When an individual or a class is faced with a battering no-win situation, the result is highly destructive of life force and self-image. Much attention has been paid recently to the alcoholic family and its structure, but what about the alcoholic class? There is a 6-millennium history in the slave classes of alcoholism, drug abuse, and other forms of escapist addictiveness, for obvious reasons. We live in a culture of abuse, for which the so-called 'dysfunctional family' is an excellent metaphor. When an alcoholic parent abuses a child they also give the child an excruciating choice: 1. Be angry about the abuse, and the anger is used as an excuse for further repression. 2. Dissociate, pretend the abuse isn't happening or is a form of 'love', and the abuser is temporarily placated but the sense of reality of the child becomes skewed, and she/he often are flooded with a bizarre form of false love known as traumatic bonding, which is experienced as a love much more intense than 'real' love because it is a mechanism by an person who feels extremely vulnerable, for regaining a lost sense of power. An abused child is totally dependent on the abuser, so their survival strategy is to distort their own perceptions so as to correspond with the hidden rationalizations of the battering parent. The child learns self-defeating and self-deceiving patterns of behavior. They must deceive themselves about their own internal state and support the parents in their deception, because even abusive parents need to be perceived as loving, and all children need love. To avoid the threat of total rejection, the children learn to falsely discriminate their own internal messages and also eventually external ones - the messages of others.
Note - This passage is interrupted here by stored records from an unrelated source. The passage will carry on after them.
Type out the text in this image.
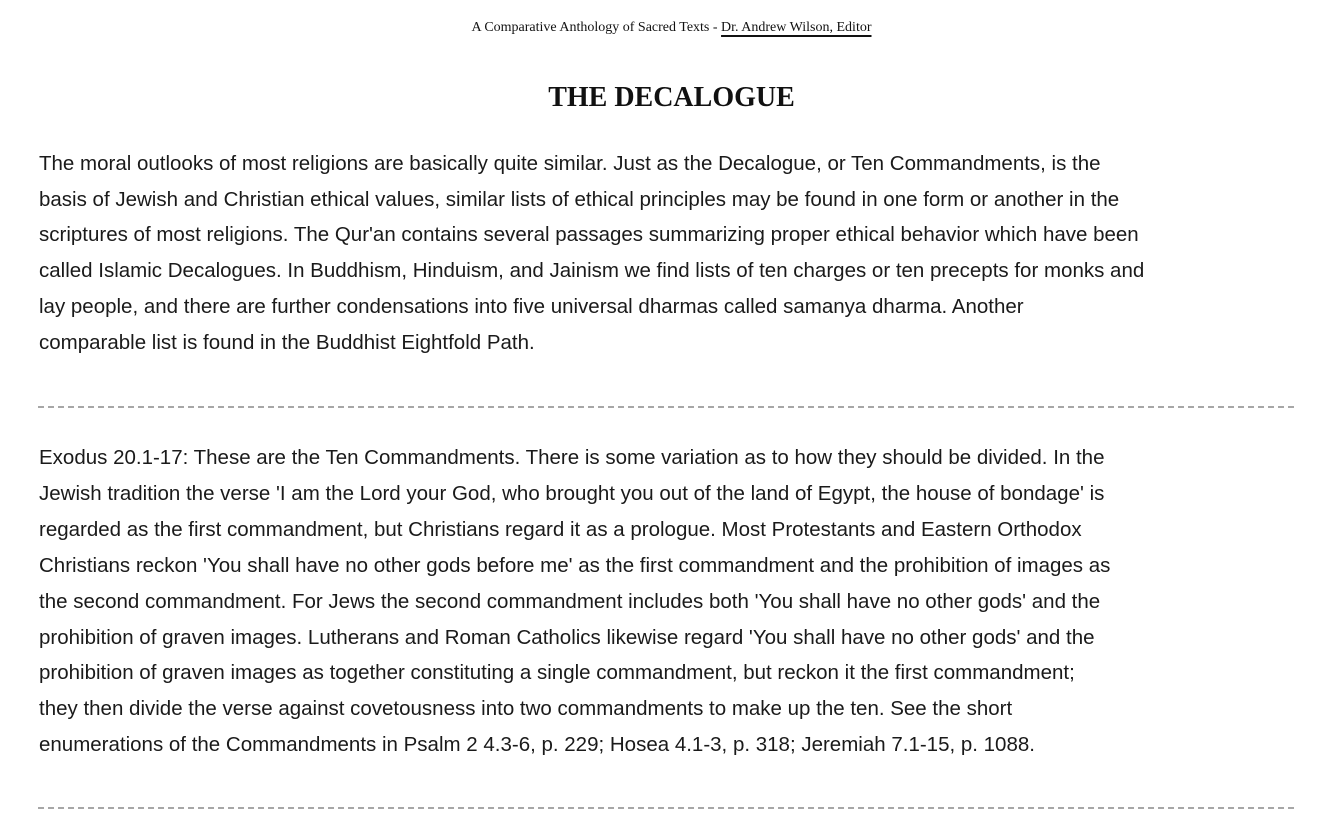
A Comparative Anthology of Sacred Texts - Dr. Andrew Wilson, Editor
THE DECALOGUE

The moral outlooks of most religions are basically quite similar. Just as the Decalogue, or Ten Commandments, is the
basis of Jewish and Christian ethical values, similar lists of ethical principles may be found in one form or another in the
scriptures of most religions. The Qur'an contains several passages summarizing proper ethical behavior which have been
called Islamic Decalogues. In Buddhism, Hinduism, and Jainism we find lists of ten charges or ten precepts for monks and
lay people, and there are further condensations into five universal dharmas called samanya dharma. Another
comparable list is found in the Buddhist Eightfold Path.

Exodus 20.1-17: These are the Ten Commandments. There is some variation as to how they should be divided. In the
Jewish tradition the verse 'I am the Lord your God, who brought you out of the land of Egypt, the house of bondage' is
regarded as the first commandment, but Christians regard it as a prologue. Most Protestants and Eastern Orthodox
Christians reckon 'You shall have no other gods before me' as the first commandment and the prohibition of images as
the second commandment. For Jews the second commandment includes both 'You shall have no other gods' and the
prohibition of graven images. Lutherans and Roman Catholics likewise regard 'You shall have no other gods' and the
prohibition of graven images as together constituting a single commandment, but reckon it the first commandment;
they then divide the verse against covetousness into two commandments to make up the ten. See the short
enumerations of the Commandments in Psalm 2 4.3-6, p. 229; Hosea 4.1-3, p. 318; Jeremiah 7.1-15, p. 1088.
Gregory Bateson calls it a breakdown in the meta-communicative process - the ability to communicate about communication. Unable to determine what sort of message a message is, the person subjected to the double bind of traumatic bonding retreats into metaphor and an infantile denial. This primal double bind is sown so deeply and thoroughly into the processes that mold our working class consciousness that we seldom if ever notice its presence. Kidnapped persons often develop a strange kinship with their captor. Traumatic bonding is a natural result of the anguish of the powerless in any unequal power relationship, be it a family, a prison or a slave society. (The word "family" evolved from the Greek word for "slave".)
These same destructive and paralyzing psychological forces occur between slave holding classes and their victims. The working class develops a culture of dissociation from our own lives and a traumatic bonding with our oppressors, the ruling class, who act as an abusive parent in the dysfunctional family of the overall society. The end product of this denial-generating systemic pathology is the dissociative formalism and infantilization of our bourgeois culture. And it's not just workers who dissociate. Guilt produces its own alienation. As Lars Latham writes in his book, Money and Class in America, "The rich are intellectually stunted, emotionally cold and trapped by the preoccupation with the surface of life."
Could that be why they so love the heavenly blankness of the white canvas? Could that be why they so fear the unholy advent of the robotic beggar?